WordPress to_ping Query Optimization

The WordPress team has taken up the issue of performance optimization pretty seriously, and I look forward to the fruits of their efforts, but I’m also casting a critical eye on my own code. Thanks to caching and a hugely optimized query architecture, Scriblio is now performing better than ever, and I’m now looking at the next tier of problems.

First among them is a WordPress query that runs to find which posts have pingbacks or trackbacks waiting to be processed. As it was originally written, it looked like this:

``` $trackbacks = $wpdb->get_results(" SELECT ID FROM $wpdb->posts WHERE CHAR_LENGTH(TRIM(to_ping)) > 7 AND post_status = 'publish' "); ```

The problem is that the query requires a full table scan, and it can’t be optimized simply by creating an index on to_ping because CHAR_LENGTH(TRIM(to_ping)) > 7 requires inspecting every row and applying the functions before the result can be tested. As written, the query could take as long as 15 minutes to execute on a busy table of 350,000 rows.

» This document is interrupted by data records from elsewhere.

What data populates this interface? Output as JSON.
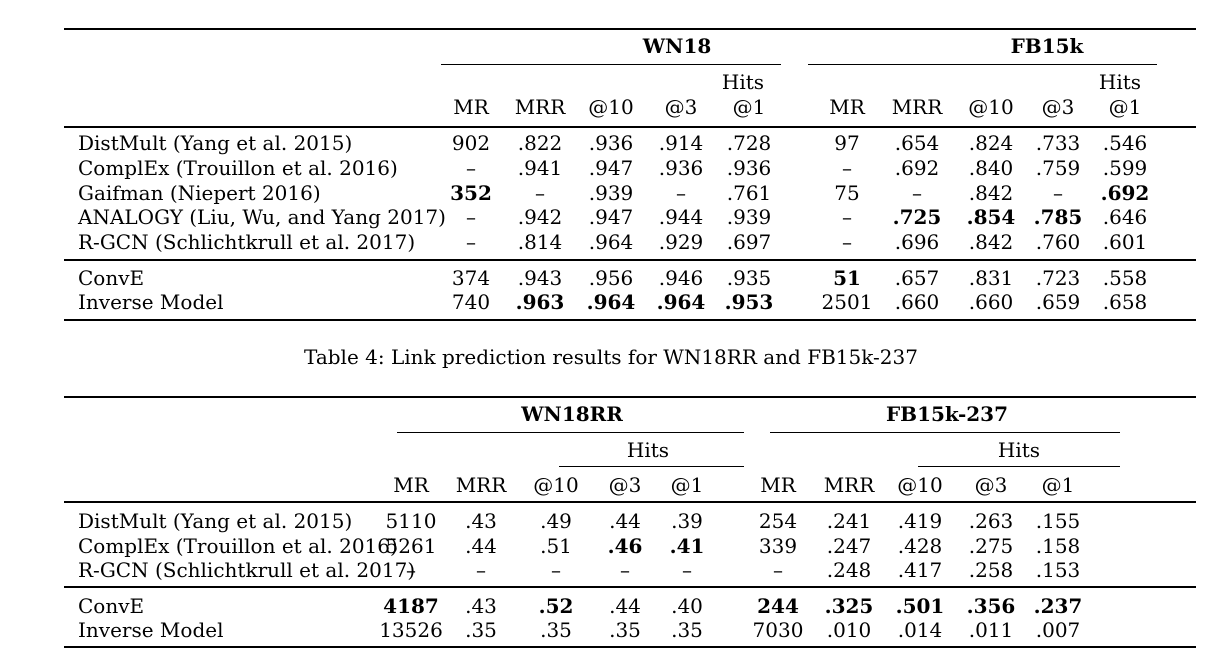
{
  "table3": {
    "groups": [
      "WN18",
      "FB15k"
    ],
    "hits_label": "Hits",
    "columns": [
      "MR",
      "MRR",
      "@10",
      "@3",
      "@1"
    ],
    "sections": [
      [
        {
          "name": "DistMult (Yang et al. 2015)",
          "left": [
            "902",
            ".822",
            ".936",
            ".914",
            ".728"
          ],
          "right": [
            "97",
            ".654",
            ".824",
            ".733",
            ".546"
          ]
        },
        {
          "name": "ComplEx (Trouillon et al. 2016)",
          "left": [
            "–",
            ".941",
            ".947",
            ".936",
            ".936"
          ],
          "right": [
            "–",
            ".692",
            ".840",
            ".759",
            ".599"
          ]
        },
        {
          "name": "Gaifman (Niepert 2016)",
          "left": [
            "352",
            "–",
            ".939",
            "–",
            ".761"
          ],
          "right": [
            "75",
            "–",
            ".842",
            "–",
            ".692"
          ]
        },
        {
          "name": "ANALOGY (Liu, Wu, and Yang 2017)",
          "left": [
            "–",
            ".942",
            ".947",
            ".944",
            ".939"
          ],
          "right": [
            "–",
            ".725",
            ".854",
            ".785",
            ".646"
          ]
        },
        {
          "name": "R-GCN (Schlichtkrull et al. 2017)",
          "left": [
            "–",
            ".814",
            ".964",
            ".929",
            ".697"
          ],
          "right": [
            "–",
            ".696",
            ".842",
            ".760",
            ".601"
          ]
        }
      ],
      [
        {
          "name": "ConvE",
          "left": [
            "374",
            ".943",
            ".956",
            ".946",
            ".935"
          ],
          "right": [
            "51",
            ".657",
            ".831",
            ".723",
            ".558"
          ]
        },
        {
          "name": "Inverse Model",
          "left": [
            "740",
            ".963",
            ".964",
            ".964",
            ".953"
          ],
          "right": [
            "2501",
            ".660",
            ".660",
            ".659",
            ".658"
          ]
        }
      ]
    ]
  },
  "caption4": "Table 4: Link prediction results for WN18RR and FB15k-237",
  "table4": {
    "groups": [
      "WN18RR",
      "FB15k-237"
    ],
    "hits_label": "Hits",
    "columns": [
      "MR",
      "MRR",
      "@10",
      "@3",
      "@1"
    ],
    "sections": [
      [
        {
          "name": "DistMult (Yang et al. 2015)",
          "left": [
            "5110",
            ".43",
            ".49",
            ".44",
            ".39"
          ],
          "right": [
            "254",
            ".241",
            ".419",
            ".263",
            ".155"
          ]
        },
        {
          "name": "ComplEx (Trouillon et al. 2016)",
          "left": [
            "5261",
            ".44",
            ".51",
            ".46",
            ".41"
          ],
          "right": [
            "339",
            ".247",
            ".428",
            ".275",
            ".158"
          ]
        },
        {
          "name": "R-GCN (Schlichtkrull et al. 2017)",
          "left": [
            "–",
            "–",
            "–",
            "–",
            "–"
          ],
          "right": [
            "–",
            ".248",
            ".417",
            ".258",
            ".153"
          ]
        }
      ],
      [
        {
          "name": "ConvE",
          "left": [
            "4187",
            ".43",
            ".52",
            ".44",
            ".40"
          ],
          "right": [
            "244",
            ".325",
            ".501",
            ".356",
            ".237"
          ]
        },
        {
          "name": "Inverse Model",
          "left": [
            "13526",
            ".35",
            ".35",
            ".35",
            ".35"
          ],
          "right": [
            "7030",
            ".010",
            ".014",
            ".011",
            ".007"
          ]
        }
      ]
    ]
  }
}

Once I read through the code and determined that it’s very unlikely that cruft would be left in to_ping, or that any that was there would get removed once processed through the ping functions, I decided to try the query below. (Hat tip also to Andy Skelton for sanity checking my reading of the code.)

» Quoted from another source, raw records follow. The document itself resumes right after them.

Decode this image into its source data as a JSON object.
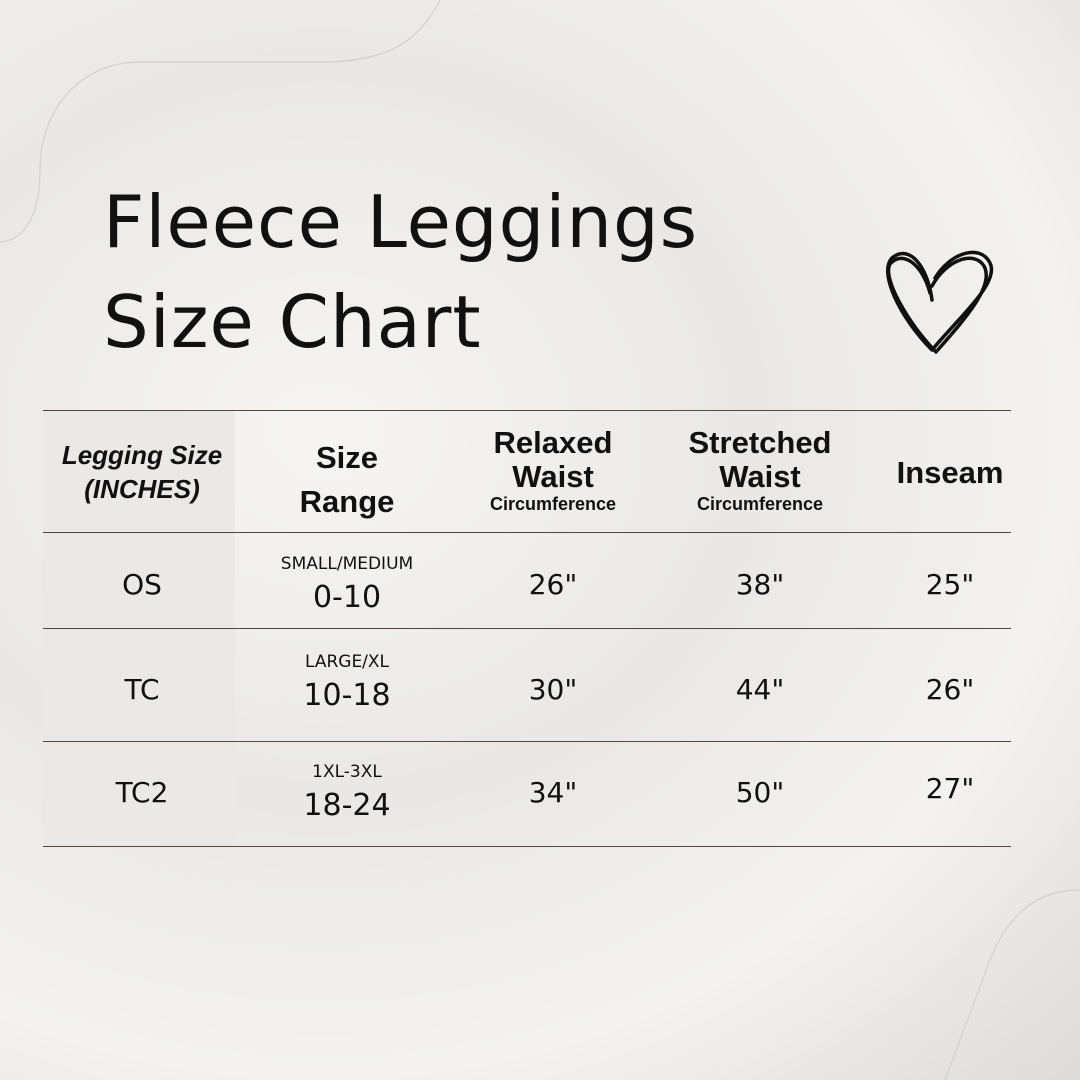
{
  "title_line1": "Fleece Leggings",
  "title_line2": "Size Chart",
  "headers": {
    "legging_size_1": "Legging Size",
    "legging_size_2": "(INCHES)",
    "size_range_1": "Size",
    "size_range_2": "Range",
    "relaxed_1": "Relaxed",
    "relaxed_2": "Waist",
    "relaxed_sub": "Circumference",
    "stretched_1": "Stretched",
    "stretched_2": "Waist",
    "stretched_sub": "Circumference",
    "inseam": "Inseam"
  },
  "rows": [
    {
      "size": "OS",
      "range_label": "SMALL/MEDIUM",
      "range": "0-10",
      "relaxed": "26\"",
      "stretched": "38\"",
      "inseam": "25\""
    },
    {
      "size": "TC",
      "range_label": "LARGE/XL",
      "range": "10-18",
      "relaxed": "30\"",
      "stretched": "44\"",
      "inseam": "26\""
    },
    {
      "size": "TC2",
      "range_label": "1XL-3XL",
      "range": "18-24",
      "relaxed": "34\"",
      "stretched": "50\"",
      "inseam": "27\""
    }
  ],
  "icons": {
    "heart": "heart-icon"
  },
  "colors": {
    "rule": "#5a4638",
    "first_col": "#ebe9e5"
  }
}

``` $trackbacks = $wpdb->get_results(" SELECT ID FROM $wpdb->posts WHERE to_ping <> '' AND post_status = 'publish' "); ```

A trac ticket has been created and patch added, but despite the optimized query, a table as large as I’m working with probably needs an index to keep things running smoothly. So here’s what I’ve got:

KEY ping_status ( to_ping(1), post_status )

I’ve not yet confirmed that this is the most optimal index, but queries now take a fraction of a second to complete.